Shopify / statsd-instrument

A StatsD client for Ruby apps. Provides metaprogramming methods to inject StatsD instrumentation into your code.
http://shopify.github.io/statsd-instrument
MIT License
574 stars 97 forks source link

Wake up the dispatch thread once the buffer is past a threshold #309

Closed casperisfine closed 2 years ago

casperisfine commented 2 years ago

Fix: https://github.com/Shopify/statsd-instrument/issues/297

The current sleep loop can lead to large memory usage if lots of events are queued rapidly. In such scenario the buffer can grow very large until the threads wake up and flush it.

To avoid this, after enqueueing a message, if the buffer reached a threshold we explicitly wake up the dispatch thread to trigger a flush.

casperisfine commented 2 years ago

cc @vahe

casperisfine commented 2 years ago

What would be ideal would be to test this branch on the app that was suffering from increased memory usage.

casperisfine commented 2 years ago

We tested this in production today with @vahe. Unfortunately it's not quite enough, the app still generates events much faster than they can be sent.

We saw the @buffer go over 1M entries. The background thread does consume events, but it appear that the problem is that if you generate too much events, then the Ruby scheduler won't let that thread take all the CPU time (because it tries to be fair).

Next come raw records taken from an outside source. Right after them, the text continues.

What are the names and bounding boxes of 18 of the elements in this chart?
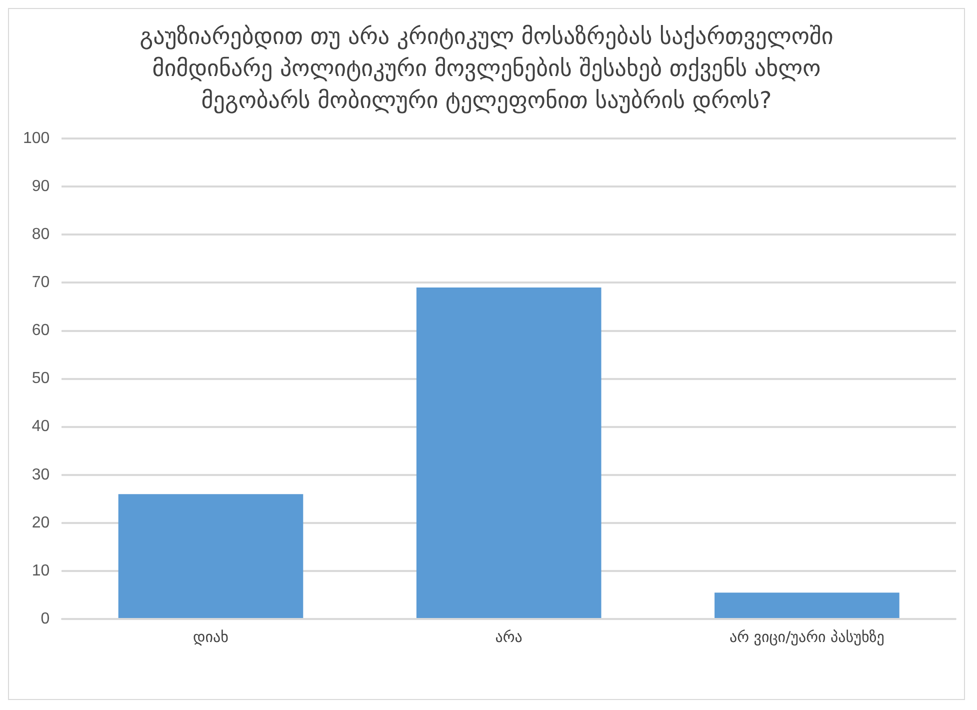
y-tick-label: 80 (32, 226, 50, 244)
y-tick-label: 10 (32, 562, 50, 580)
y-tick-label: 0 (40, 610, 50, 628)
y-tick-label: 70 (32, 274, 50, 292)
y-tick-label: 50 (32, 370, 50, 388)
y-tick-label: 60 (32, 322, 50, 340)
y-tick-label: 90 (32, 178, 50, 196)
x-tick-label: არა (495, 628, 522, 646)
y-tick-label: 20 (32, 514, 50, 532)
y-tick-label: 100 (22, 130, 50, 148)
x-tick-label: არ ვიცი/უარი პასუხზე (729, 628, 884, 646)
x-tick-label: დიახ (192, 628, 229, 646)
chart-title: გაუზიარებდით თუ არა კრიტიკულ მოსაზრებას საქართველოში მიმდინარე პოლიტიკური მოვლენების შესახებ თქვენს ახლო მეგობარს მობილური ტელეფონით საუბრის დროს? (138, 23, 834, 116)
bar (118, 494, 304, 618)
bar (416, 288, 602, 618)
y-tick-label: 40 (32, 418, 50, 436)
bar (714, 592, 900, 618)
y-tick-label: 30 (32, 466, 50, 484)
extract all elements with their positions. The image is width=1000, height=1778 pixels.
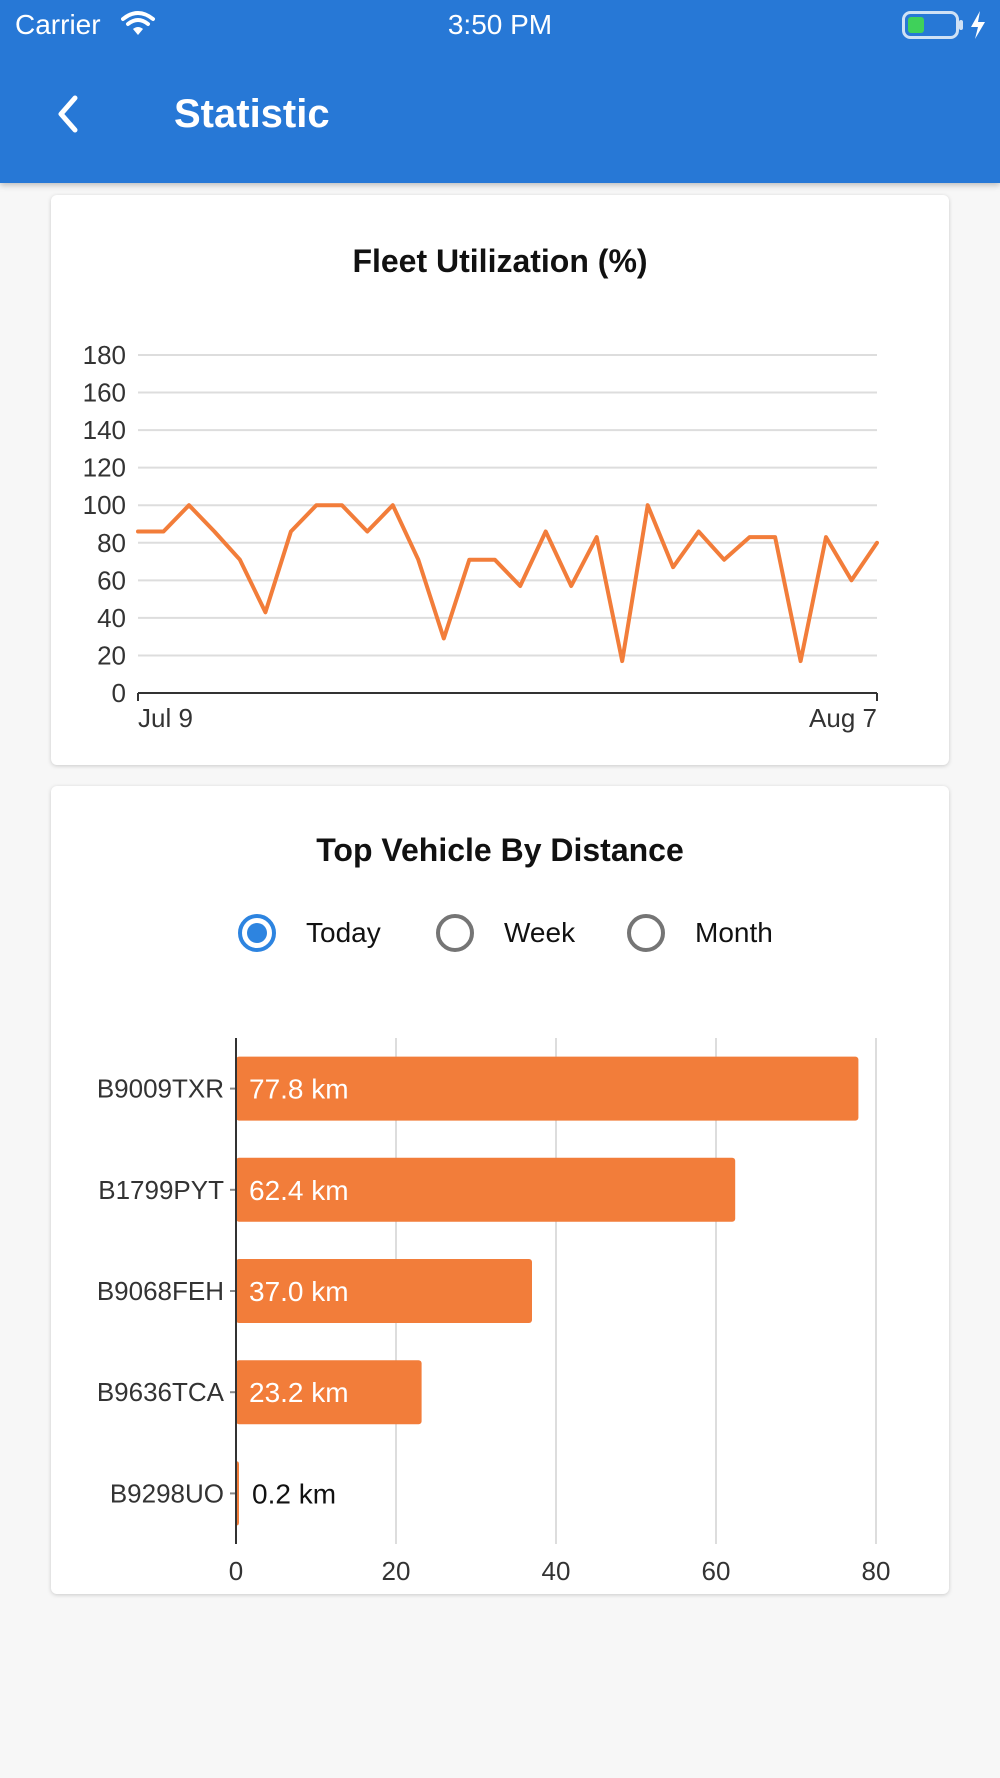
data-label: 37.0 km: [249, 1276, 349, 1307]
data-point: [314, 503, 318, 507]
data-point: [187, 503, 191, 507]
data-label: 77.8 km: [249, 1074, 349, 1105]
utilization-series-line: [136, 503, 879, 664]
navigation-row: Statistic: [0, 60, 1000, 172]
wifi-icon: [121, 10, 155, 41]
top-vehicle-card: Top Vehicle By Distance Today Week Month…: [51, 786, 949, 1594]
top-vehicle-title: Top Vehicle By Distance: [316, 832, 684, 868]
y-tick-label: 100: [83, 490, 126, 520]
fleet-utilization-chart: 0 20 40 60 80 100 120 140 160 180 Jul 9 Aug 7: [83, 340, 879, 733]
data-point: [416, 558, 420, 562]
y-tick-label: 80: [97, 528, 126, 558]
category-label: B9009TXR: [97, 1074, 224, 1104]
app-bar: Carrier 3:50 PM St: [0, 0, 1000, 183]
back-button[interactable]: [42, 88, 94, 140]
battery-icon: [902, 11, 964, 44]
x-tick-label: Jul 9: [138, 703, 193, 733]
data-point: [875, 541, 879, 545]
y-tick-label: 0: [112, 678, 126, 708]
y-tick-label: 180: [83, 340, 126, 370]
data-point: [442, 637, 446, 641]
radio-option-week[interactable]: Week: [436, 908, 575, 958]
x-tick-label: 40: [542, 1556, 571, 1586]
data-point: [365, 530, 369, 534]
category-label: B9068FEH: [97, 1276, 224, 1306]
bar-b9636tca: [236, 1360, 422, 1425]
bar-b9009txr: [236, 1056, 859, 1121]
page-title: Statistic: [174, 92, 330, 136]
data-point: [238, 558, 242, 562]
radio-month-icon: [627, 914, 665, 952]
data-point: [544, 530, 548, 534]
y-tick-label: 20: [97, 640, 126, 670]
x-tick-label: 0: [229, 1556, 243, 1586]
data-point: [773, 535, 777, 539]
period-radio-group: Today Week Month: [51, 908, 949, 958]
y-tick-label: 60: [97, 565, 126, 595]
status-bar: Carrier 3:50 PM: [0, 0, 1000, 50]
data-point: [799, 659, 803, 663]
category-label: B9298UO: [110, 1478, 224, 1508]
data-point: [340, 503, 344, 507]
x-tick-label: 80: [862, 1556, 891, 1586]
chevron-left-icon: [58, 95, 78, 133]
data-point: [289, 530, 293, 534]
charging-icon: [969, 10, 987, 45]
data-point: [646, 503, 650, 507]
top-vehicle-chart: 0 20 40 60 80 B9009TXR 77.8 km B1799PYT 62.4 km B…: [97, 1038, 891, 1586]
y-tick-label: 160: [83, 378, 126, 408]
radio-label-today: Today: [306, 917, 381, 948]
radio-week-icon: [436, 914, 474, 952]
data-label: 62.4 km: [249, 1175, 349, 1206]
data-point: [748, 535, 752, 539]
radio-label-month: Month: [695, 917, 773, 948]
data-point: [493, 558, 497, 562]
fleet-utilization-title: Fleet Utilization (%): [352, 243, 648, 279]
data-point: [569, 584, 573, 588]
radio-today-icon: [238, 914, 276, 952]
radio-label-week: Week: [504, 917, 576, 948]
data-point: [595, 535, 599, 539]
radio-option-today[interactable]: Today: [238, 908, 381, 958]
fleet-utilization-card: Fleet Utilization (%) 0 20 40 60 80 100 120 140…: [51, 195, 949, 765]
data-point: [697, 530, 701, 534]
data-point: [391, 503, 395, 507]
data-point: [212, 530, 216, 534]
data-point: [824, 535, 828, 539]
bar-b9068feh: [236, 1259, 532, 1323]
data-point: [136, 530, 140, 534]
data-point: [850, 578, 854, 582]
data-point: [161, 530, 165, 534]
status-time: 3:50 PM: [447, 9, 553, 40]
data-label: 23.2 km: [249, 1377, 349, 1408]
radio-option-month[interactable]: Month: [627, 908, 773, 958]
category-label: B9636TCA: [97, 1377, 225, 1407]
data-point: [518, 584, 522, 588]
data-point: [620, 659, 624, 663]
data-point: [671, 565, 675, 569]
bar-b1799pyt: [236, 1157, 736, 1222]
y-tick-label: 120: [83, 453, 126, 483]
y-tick-label: 40: [97, 603, 126, 633]
category-label: B1799PYT: [98, 1175, 224, 1205]
x-tick-label: 20: [382, 1556, 411, 1586]
x-tick-label: Aug 7: [809, 703, 877, 733]
data-point: [467, 558, 471, 562]
data-label: 0.2 km: [252, 1478, 336, 1509]
data-point: [263, 610, 267, 614]
y-tick-label: 140: [83, 415, 126, 445]
carrier-label: Carrier: [15, 9, 101, 40]
data-point: [722, 558, 726, 562]
x-tick-label: 60: [702, 1556, 731, 1586]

So clearly some metrics need to be sampled, however I think we need to have a better error condition when this happens. Right now it's "not a problem" on that app, because basically sending metrics is blocking, so if you emit too many metrics you slow down the whole app rather than to grow memory.

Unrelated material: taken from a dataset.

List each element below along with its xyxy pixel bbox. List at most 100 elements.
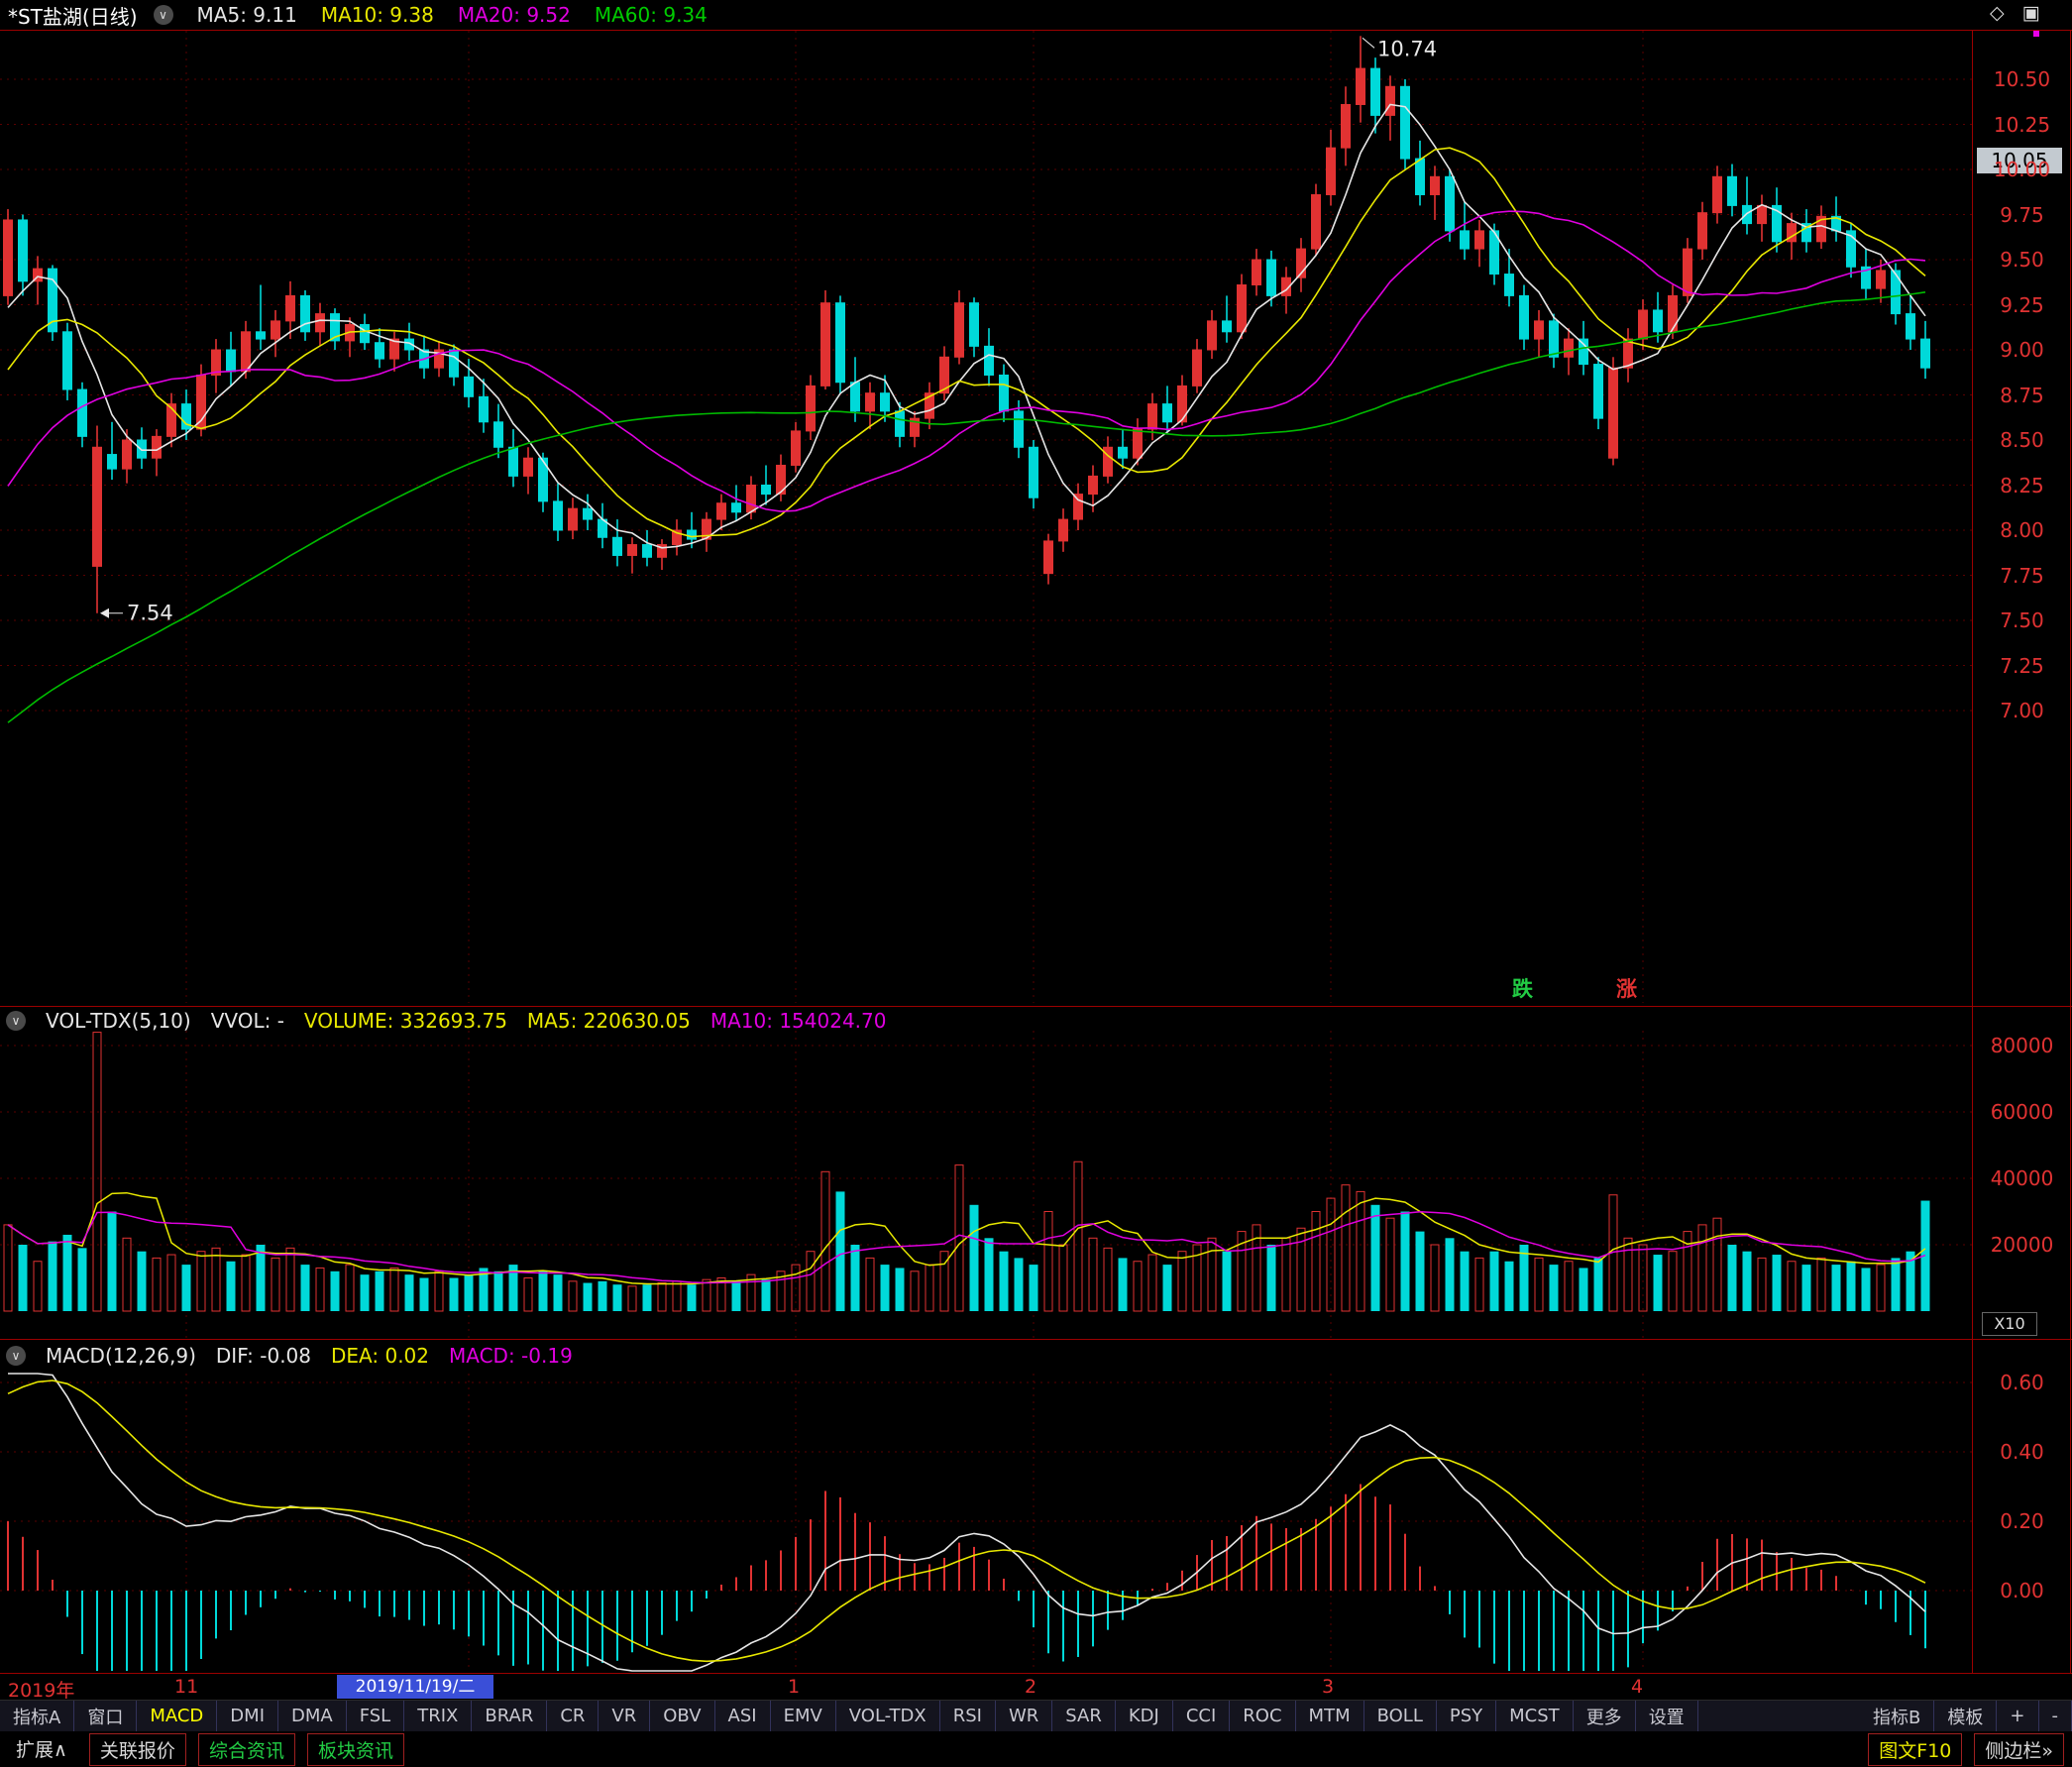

So I think this PR is an improvement, but we also need to but some kind of max size on the buffer and either block, error out or drop events when the buffer is full.

I'll be looking at this tomorrow.

casperisfine commented 2 years ago

Ok, so I improved this PR futher:

If an application emit so much metrics that the dispatcher thread can't keep up, the buffer may grow unbounded.

This is particularly aggravated by the the thread scheduler that tries not to give the dispatcher thread a disproportionate slice of CPU.

To counter act that, this commit introduce a max_queue_size. Once reached emitter thread will wait for the buffer to be emptied.

This means that applications emitted too many events will be slowed down like they would with the regular UDP Sink. However the only alternative is to drop events.

Additionally, after flushing the buffer, the dispatcher thread now immediately check wether the threshold was reached again. This should improve throughput, as threads may have filled the buffer while the thread was doing IOs.

We should however explore other ways to increase the UDP throughput.